Latest developments point to instability in N Korea

NORTH KOREA - North Korean leader Kim Jong-un's reinforced reign of terror is further increasing uncertainty over the long-term political and economic stability of the reclusive regime, analysts said Sunday.

Continuous purges and executions of officials, political and financial rewards to stalwart followers and a massive national campaign to idolize the dynastic ruler have made Kim's leadership seemingly stable.

But observers questioned the long-term viability of his iron-fisted rule, which could erode public support and stifle voices and creative ideas for reform, openness and better ties with the outside world.

"Kim's leadership is not unstable for now, as he is strengthening discipline among elites and rewarding loyalists by offering them state citations and higher positions, which were left vacant after purges and executions," said Huh Moon-young, a senior fellow at the state-run Korea Institute for National Unification.

"But for the long-term outlook, uncertainty grows. With external relations deadlocked, the economy would continue to deteriorate, which would worsen discontent among regular people, soldiers and middle-level officials."

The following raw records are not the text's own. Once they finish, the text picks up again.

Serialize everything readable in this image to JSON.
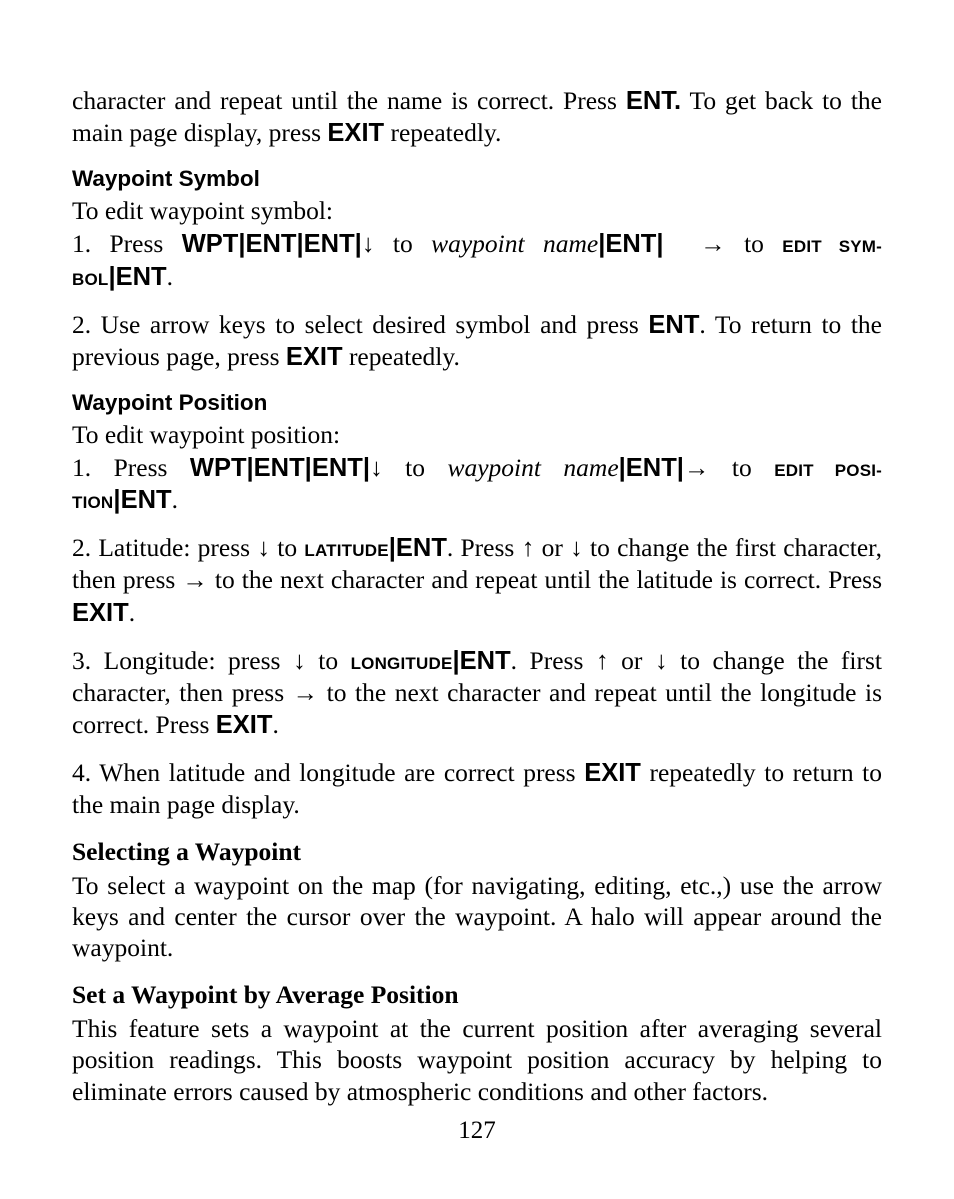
{
  "colors": {
    "text": "#000000",
    "background": "#ffffff"
  },
  "fonts": {
    "body_family": "Times New Roman / Century Schoolbook (serif)",
    "body_size_pt": 19,
    "sans_family": "Arial / Helvetica",
    "sans_heading_size_pt": 17,
    "serif_heading_size_pt": 19
  },
  "glyphs": {
    "down": "↓",
    "up": "↑",
    "right": "→",
    "pipe": "|"
  },
  "page_number": "127",
  "para_intro_a": "character and repeat until the name is correct. Press ",
  "para_intro_b": "ENT.",
  "para_intro_c": " To get back to the main page display, press ",
  "para_intro_d": "EXIT",
  "para_intro_e": " repeatedly.",
  "h_symbol": "Waypoint Symbol",
  "sym_intro": "To edit waypoint symbol:",
  "sym1_a": "1. Press ",
  "sym1_wpt": "WPT",
  "sym1_ent": "ENT",
  "sym1_to1": " to ",
  "sym1_wpname": "waypoint name",
  "sym1_to2": " to ",
  "sym1_edit": "Edit Symbol",
  "sym1_end": ".",
  "sym2_a": "2. Use arrow keys to select desired symbol and press ",
  "sym2_b": "ENT",
  "sym2_c": ". To return to the previous page, press ",
  "sym2_d": "EXIT",
  "sym2_e": " repeatedly.",
  "h_position": "Waypoint Position",
  "pos_intro": "To edit waypoint position:",
  "pos1_a": "1. Press ",
  "pos1_edit": "Edit Position",
  "pos2_a": "2. Latitude: press ",
  "pos2_lat": "Latitude",
  "pos2_b": ". Press ",
  "pos2_c": " or ",
  "pos2_d": " to change the first character, then press ",
  "pos2_e": " to the next character and repeat until the latitude is correct. Press ",
  "pos2_exit": "EXIT",
  "pos2_end": ".",
  "pos3_a": "3. Longitude: press ",
  "pos3_lon": "Longitude",
  "pos3_e": " to the next character and repeat until the longitude is correct. Press ",
  "pos4_a": "4. When latitude and longitude are correct press ",
  "pos4_b": "EXIT",
  "pos4_c": " repeatedly to return to the main page display.",
  "h_select": "Selecting a Waypoint",
  "select_body": "To select a waypoint on the map (for navigating, editing, etc.,) use the arrow keys and center the cursor over the waypoint. A halo will appear around the waypoint.",
  "h_avg": "Set a Waypoint by Average Position",
  "avg_body": "This feature sets a waypoint at the current position after averaging several position readings. This boosts waypoint position accuracy by helping to eliminate errors caused by atmospheric conditions and other factors."
}
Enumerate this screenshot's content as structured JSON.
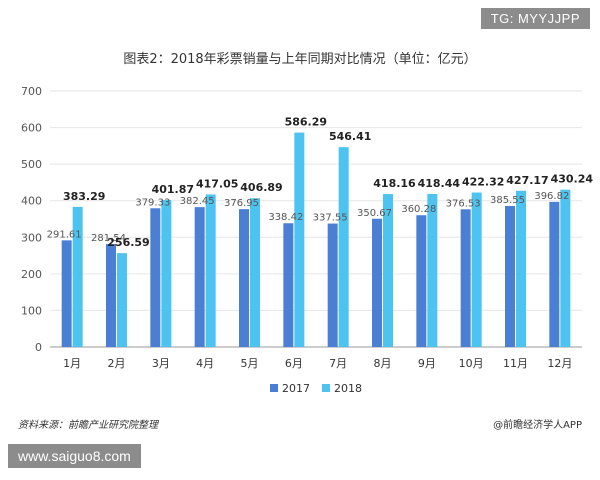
{
  "tg_badge": "TG: MYYJJPP",
  "source": "资料来源：前瞻产业研究院整理",
  "brand": "@前瞻经济学人APP",
  "url_badge": "www.saiguo8.com",
  "chart_data": {
    "type": "bar",
    "title": "图表2：2018年彩票销量与上年同期对比情况（单位：亿元）",
    "categories": [
      "1月",
      "2月",
      "3月",
      "4月",
      "5月",
      "6月",
      "7月",
      "8月",
      "9月",
      "10月",
      "11月",
      "12月"
    ],
    "series": [
      {
        "name": "2017",
        "color": "#4a7fd4",
        "values": [
          291.61,
          281.54,
          379.33,
          382.45,
          376.95,
          338.42,
          337.55,
          350.67,
          360.28,
          376.53,
          385.55,
          396.82
        ]
      },
      {
        "name": "2018",
        "color": "#4cc3f0",
        "values": [
          383.29,
          256.59,
          401.87,
          417.05,
          406.89,
          586.29,
          546.41,
          418.16,
          418.44,
          422.32,
          427.17,
          430.24
        ]
      }
    ],
    "ylim": [
      0,
      700
    ],
    "yticks": [
      0,
      100,
      200,
      300,
      400,
      500,
      600,
      700
    ],
    "xlabel": "",
    "ylabel": "",
    "grid": true,
    "legend": "bottom"
  }
}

The recent executions of senior officials including his so-called guardians, such as Kim's once-powerful uncle Jang Song-thaek, have created a climate of fear, which calls for absolute obedience to the dictator.

But these purges could send a message to Kim's loyalists that they could also be removed. The purges could weaken elites' trust of the ruler, albeit inexplicitly, and destabilize his leadership in the long run, some analysts said.

Among the seven promising officials who escorted the hearse carrying the body of former leader Kim Jong-il during his funeral in December 2011, only Kim Ki-nam, a secretary of the ruling Workers' Party, and Choe Tae-bok, the chairman of the Supreme People's Assembly, remain in power.